The project is called PaLM-E. The model combines language and computer vision to control robots. In total, as noted, 562 billion parameters are available, which provides maximum flexibility. The model, in particular, allows the robot to perform a wide range of tasks based on human voice commands without the need for constant retraining. In other words, the robot perceives natural language directives, analyzes them and immediately starts working.
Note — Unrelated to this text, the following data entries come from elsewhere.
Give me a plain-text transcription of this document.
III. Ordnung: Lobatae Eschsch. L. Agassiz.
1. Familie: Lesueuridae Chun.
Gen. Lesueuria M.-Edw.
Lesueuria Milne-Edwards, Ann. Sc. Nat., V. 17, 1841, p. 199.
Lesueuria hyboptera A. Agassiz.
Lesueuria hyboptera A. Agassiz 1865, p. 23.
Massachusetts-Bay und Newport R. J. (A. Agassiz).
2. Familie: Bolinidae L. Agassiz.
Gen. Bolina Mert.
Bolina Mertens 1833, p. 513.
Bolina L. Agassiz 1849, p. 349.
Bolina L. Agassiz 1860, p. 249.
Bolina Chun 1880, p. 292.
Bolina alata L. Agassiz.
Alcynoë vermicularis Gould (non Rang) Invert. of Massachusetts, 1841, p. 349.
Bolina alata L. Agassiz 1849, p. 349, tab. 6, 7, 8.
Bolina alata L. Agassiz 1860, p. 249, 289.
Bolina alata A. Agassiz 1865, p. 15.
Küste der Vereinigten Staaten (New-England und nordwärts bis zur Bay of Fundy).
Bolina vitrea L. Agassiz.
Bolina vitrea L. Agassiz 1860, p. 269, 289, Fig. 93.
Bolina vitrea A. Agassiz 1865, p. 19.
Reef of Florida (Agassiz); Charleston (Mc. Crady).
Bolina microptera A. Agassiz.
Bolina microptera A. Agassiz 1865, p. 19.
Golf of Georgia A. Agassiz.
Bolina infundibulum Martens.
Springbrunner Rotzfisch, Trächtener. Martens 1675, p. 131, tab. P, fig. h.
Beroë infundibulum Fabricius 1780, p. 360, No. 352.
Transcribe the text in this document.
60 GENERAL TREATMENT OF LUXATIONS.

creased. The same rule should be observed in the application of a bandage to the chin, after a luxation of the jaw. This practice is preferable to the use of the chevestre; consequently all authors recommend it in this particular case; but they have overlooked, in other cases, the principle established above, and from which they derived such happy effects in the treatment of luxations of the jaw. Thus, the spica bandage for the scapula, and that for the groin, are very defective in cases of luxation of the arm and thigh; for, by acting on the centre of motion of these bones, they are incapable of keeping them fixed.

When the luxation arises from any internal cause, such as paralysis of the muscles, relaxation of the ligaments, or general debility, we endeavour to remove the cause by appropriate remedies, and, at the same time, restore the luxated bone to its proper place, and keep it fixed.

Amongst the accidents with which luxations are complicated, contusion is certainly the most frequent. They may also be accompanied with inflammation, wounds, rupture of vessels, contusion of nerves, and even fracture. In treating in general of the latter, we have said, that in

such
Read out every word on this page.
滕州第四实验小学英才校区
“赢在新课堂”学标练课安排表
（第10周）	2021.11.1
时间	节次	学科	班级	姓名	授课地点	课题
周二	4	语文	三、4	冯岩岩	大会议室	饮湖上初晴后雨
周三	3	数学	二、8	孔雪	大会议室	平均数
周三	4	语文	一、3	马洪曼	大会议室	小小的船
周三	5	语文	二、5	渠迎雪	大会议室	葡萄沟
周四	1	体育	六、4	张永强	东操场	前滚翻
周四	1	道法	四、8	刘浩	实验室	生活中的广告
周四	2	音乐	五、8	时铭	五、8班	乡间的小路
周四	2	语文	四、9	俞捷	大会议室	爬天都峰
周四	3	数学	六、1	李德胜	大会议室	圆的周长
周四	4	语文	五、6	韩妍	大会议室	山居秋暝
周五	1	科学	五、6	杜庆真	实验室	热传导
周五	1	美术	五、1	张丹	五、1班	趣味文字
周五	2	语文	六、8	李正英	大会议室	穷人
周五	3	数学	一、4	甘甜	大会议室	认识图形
For example, if a robot is ordered to "bring me rice chips from a desk drawer," PaLM-E will promptly create an action plan based on the command and its field of view. Then the mobile robotic platform with an automated hand will completely autonomously perform all the necessary operations.
PaLM-E receives data from the robot camera and analyzes the environment without the need for a preliminary description of the scene. This means that a person does not need to annotate visual data. Moreover, PaLM-E can respond to changes in the environment during the task.
PaLM-E is based on the existing scale language model known as PaLM (similar to ChatGPT technology). It is integrated with sensor information and robotic control. The system continuously monitors its environment and encodes the received data into a sequence of "vectors," similar to how words are encoded into "language tokens." Thus, sensory information is perceived similarly to the processing of voice commands. In addition, PaLM-E can transfer knowledge and skills gained from previous tasks to new ones, which leads to improved efficiency.[1]